Choosing the on-device model. Compression and state classification do not require a large model. I used Gemma 2B specifically for compression and classification, while the main conversation ran on a 7B model. The 2B model had about 50ms inference latency and barely affected user experience. The pitfall I hit early was trying to make one 7B model handle everything. Compression latency exceeded 500ms, and users could clearly feel the stall.

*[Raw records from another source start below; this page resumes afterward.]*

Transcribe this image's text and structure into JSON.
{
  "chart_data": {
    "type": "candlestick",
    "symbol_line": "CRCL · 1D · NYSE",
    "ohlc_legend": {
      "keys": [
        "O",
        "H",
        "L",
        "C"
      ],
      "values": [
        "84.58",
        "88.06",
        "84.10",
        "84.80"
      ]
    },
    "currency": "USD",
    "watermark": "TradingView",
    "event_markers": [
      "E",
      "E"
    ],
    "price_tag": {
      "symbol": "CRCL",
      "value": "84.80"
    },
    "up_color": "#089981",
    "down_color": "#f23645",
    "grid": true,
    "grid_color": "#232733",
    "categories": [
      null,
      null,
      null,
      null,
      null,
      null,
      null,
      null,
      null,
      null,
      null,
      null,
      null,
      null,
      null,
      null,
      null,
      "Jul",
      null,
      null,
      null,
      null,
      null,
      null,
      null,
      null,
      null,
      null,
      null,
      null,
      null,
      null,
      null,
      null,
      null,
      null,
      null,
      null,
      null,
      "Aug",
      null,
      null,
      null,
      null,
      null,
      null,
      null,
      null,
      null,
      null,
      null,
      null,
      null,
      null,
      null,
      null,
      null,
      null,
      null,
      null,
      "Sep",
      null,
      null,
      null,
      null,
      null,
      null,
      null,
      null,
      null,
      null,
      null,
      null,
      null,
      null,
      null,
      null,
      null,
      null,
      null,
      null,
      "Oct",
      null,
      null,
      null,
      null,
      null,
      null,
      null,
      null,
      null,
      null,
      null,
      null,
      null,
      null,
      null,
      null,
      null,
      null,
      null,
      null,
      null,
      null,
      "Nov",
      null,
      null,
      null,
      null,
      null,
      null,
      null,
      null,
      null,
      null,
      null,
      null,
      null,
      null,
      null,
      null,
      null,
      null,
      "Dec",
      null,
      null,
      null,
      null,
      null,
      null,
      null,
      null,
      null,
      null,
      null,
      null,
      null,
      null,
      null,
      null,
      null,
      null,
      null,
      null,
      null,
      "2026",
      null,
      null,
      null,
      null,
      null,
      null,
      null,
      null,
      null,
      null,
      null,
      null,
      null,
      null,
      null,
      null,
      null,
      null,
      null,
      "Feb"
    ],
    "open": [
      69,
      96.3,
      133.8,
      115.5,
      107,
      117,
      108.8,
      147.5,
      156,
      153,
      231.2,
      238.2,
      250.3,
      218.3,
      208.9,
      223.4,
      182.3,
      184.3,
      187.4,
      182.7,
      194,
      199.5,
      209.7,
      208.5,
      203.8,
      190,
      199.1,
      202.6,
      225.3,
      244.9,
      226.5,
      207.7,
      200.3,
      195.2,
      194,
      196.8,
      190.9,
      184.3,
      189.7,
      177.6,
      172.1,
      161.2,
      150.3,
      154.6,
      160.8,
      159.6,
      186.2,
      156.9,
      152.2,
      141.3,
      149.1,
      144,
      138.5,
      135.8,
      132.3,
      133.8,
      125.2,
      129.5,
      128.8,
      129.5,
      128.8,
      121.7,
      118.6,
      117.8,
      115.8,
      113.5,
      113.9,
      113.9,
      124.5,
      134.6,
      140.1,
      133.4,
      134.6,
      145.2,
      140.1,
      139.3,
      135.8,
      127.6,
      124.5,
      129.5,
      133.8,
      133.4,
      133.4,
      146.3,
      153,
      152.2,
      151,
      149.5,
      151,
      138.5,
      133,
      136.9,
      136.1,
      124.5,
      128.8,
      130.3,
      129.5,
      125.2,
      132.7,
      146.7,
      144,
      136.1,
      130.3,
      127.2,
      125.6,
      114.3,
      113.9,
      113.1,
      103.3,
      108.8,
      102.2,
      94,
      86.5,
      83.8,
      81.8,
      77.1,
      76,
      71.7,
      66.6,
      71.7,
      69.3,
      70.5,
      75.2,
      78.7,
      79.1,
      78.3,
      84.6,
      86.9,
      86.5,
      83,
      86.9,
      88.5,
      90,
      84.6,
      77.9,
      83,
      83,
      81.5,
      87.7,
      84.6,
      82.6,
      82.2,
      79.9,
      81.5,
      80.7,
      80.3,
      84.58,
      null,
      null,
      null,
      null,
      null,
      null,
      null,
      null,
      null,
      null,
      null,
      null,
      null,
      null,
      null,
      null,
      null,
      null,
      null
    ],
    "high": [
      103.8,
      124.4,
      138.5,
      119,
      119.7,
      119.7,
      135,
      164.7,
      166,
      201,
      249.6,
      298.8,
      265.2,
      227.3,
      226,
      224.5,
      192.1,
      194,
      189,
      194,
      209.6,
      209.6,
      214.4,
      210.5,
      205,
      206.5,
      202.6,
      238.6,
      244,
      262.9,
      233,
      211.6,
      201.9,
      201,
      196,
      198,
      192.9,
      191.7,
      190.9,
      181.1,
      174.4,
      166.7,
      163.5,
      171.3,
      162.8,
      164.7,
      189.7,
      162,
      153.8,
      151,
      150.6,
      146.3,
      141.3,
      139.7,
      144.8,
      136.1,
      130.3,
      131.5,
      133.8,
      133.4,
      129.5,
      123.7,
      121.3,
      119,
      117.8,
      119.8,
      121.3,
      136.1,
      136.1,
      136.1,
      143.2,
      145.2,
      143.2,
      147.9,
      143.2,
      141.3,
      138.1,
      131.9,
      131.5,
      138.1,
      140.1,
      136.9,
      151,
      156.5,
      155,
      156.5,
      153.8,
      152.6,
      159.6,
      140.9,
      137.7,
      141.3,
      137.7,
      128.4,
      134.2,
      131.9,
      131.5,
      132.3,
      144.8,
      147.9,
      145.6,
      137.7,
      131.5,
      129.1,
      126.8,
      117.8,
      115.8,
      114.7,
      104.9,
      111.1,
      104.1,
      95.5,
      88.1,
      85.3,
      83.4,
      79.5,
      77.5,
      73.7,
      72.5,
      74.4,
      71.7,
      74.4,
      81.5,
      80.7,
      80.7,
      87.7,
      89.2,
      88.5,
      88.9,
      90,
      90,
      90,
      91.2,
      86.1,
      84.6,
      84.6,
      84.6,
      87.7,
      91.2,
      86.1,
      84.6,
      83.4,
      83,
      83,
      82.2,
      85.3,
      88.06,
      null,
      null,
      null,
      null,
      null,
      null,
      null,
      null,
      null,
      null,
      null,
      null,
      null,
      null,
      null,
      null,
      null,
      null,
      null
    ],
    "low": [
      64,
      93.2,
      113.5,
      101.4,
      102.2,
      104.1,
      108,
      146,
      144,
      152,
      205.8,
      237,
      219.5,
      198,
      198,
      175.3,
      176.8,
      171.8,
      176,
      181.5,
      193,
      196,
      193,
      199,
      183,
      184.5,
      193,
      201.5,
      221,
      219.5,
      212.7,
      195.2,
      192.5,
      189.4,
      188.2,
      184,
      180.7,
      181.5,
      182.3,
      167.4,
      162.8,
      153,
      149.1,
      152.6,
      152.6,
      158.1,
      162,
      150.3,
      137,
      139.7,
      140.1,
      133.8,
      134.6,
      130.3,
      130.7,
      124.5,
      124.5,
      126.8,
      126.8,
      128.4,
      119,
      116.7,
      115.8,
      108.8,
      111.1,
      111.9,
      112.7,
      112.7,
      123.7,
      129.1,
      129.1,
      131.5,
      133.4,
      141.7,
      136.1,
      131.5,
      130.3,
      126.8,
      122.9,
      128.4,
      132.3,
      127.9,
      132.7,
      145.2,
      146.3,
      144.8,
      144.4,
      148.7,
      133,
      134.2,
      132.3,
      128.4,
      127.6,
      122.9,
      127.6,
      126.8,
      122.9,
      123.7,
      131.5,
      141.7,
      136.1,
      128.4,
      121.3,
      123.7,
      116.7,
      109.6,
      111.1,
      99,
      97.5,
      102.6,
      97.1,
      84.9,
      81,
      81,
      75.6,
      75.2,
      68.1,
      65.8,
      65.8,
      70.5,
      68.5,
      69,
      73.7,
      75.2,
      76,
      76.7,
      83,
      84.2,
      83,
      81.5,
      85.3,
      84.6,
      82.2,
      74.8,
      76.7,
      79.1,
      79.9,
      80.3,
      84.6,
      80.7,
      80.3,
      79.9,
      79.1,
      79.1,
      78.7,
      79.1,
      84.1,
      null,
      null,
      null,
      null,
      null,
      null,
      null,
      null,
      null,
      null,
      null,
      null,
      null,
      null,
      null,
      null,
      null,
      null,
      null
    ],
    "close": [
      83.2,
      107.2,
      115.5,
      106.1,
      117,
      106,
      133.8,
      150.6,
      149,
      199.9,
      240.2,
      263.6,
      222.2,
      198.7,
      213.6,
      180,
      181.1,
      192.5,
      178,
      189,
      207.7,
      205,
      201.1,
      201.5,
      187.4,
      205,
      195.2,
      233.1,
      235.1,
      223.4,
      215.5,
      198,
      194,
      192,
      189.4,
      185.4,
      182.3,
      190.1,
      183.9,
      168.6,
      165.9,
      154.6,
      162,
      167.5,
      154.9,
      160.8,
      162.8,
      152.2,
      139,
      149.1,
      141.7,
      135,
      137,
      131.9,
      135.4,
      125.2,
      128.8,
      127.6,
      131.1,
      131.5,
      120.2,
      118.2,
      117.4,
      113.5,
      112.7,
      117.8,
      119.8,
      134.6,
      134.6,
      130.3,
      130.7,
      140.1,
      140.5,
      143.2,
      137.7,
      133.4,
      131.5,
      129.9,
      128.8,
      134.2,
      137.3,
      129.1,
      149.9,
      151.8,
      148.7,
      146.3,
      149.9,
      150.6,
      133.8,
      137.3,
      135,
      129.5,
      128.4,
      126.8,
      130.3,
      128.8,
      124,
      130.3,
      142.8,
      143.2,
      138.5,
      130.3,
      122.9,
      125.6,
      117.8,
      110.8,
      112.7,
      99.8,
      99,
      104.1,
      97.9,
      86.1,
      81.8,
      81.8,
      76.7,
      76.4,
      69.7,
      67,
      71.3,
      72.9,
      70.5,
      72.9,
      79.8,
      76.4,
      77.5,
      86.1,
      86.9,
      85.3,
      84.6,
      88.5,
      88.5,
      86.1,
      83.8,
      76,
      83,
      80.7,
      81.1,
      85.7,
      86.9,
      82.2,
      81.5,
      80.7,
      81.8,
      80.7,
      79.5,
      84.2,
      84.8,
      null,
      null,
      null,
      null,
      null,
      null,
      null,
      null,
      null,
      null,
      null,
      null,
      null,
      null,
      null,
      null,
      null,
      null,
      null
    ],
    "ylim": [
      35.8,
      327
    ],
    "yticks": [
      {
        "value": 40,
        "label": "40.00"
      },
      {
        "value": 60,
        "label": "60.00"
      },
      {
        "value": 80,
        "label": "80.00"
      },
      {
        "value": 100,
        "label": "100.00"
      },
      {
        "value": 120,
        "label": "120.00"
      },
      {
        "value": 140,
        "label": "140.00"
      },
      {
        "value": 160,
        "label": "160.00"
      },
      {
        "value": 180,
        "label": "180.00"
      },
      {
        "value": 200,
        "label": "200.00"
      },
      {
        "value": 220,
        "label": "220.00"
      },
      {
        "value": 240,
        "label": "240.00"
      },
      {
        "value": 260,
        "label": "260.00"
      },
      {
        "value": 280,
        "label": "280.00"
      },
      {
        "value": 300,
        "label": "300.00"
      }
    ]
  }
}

State restoration. When the user switches away from the app and returns, the state machine must be restorable. I serialize DialogState, CoreContext, and SummaryCache into a Room database, then deserialize directly on cold start without rerunning compression.
Tradeoffs
Several decisions are worth calling out.
Compared with maximizing compression ratio, I care more about preserving the full system prompt. If one or two old turns are lost, users may not notice. If the role definition is lost, model responses immediately feel wrong. In token budget allocation, the system prompt always has the highest priority.
Should the state machine use a dedicated classifier model? I tried it, but the improvement was limited. Drift dropped from 5% to 4%, while loading another model added overhead. Rules plus keywords are good enough on Android.
If I rebuilt this system, I would introduce quantitative token budget management earlier. Early tuning was mostly based on intuition. It became stable only after using a token counter to allocate budget precisely. On-device engineering is much more resource-conscious than server-side engineering. You cannot casually add Redis or switch to a machine with more GPU memory. Every MB of memory and every millisecond of latency has to be accounted for.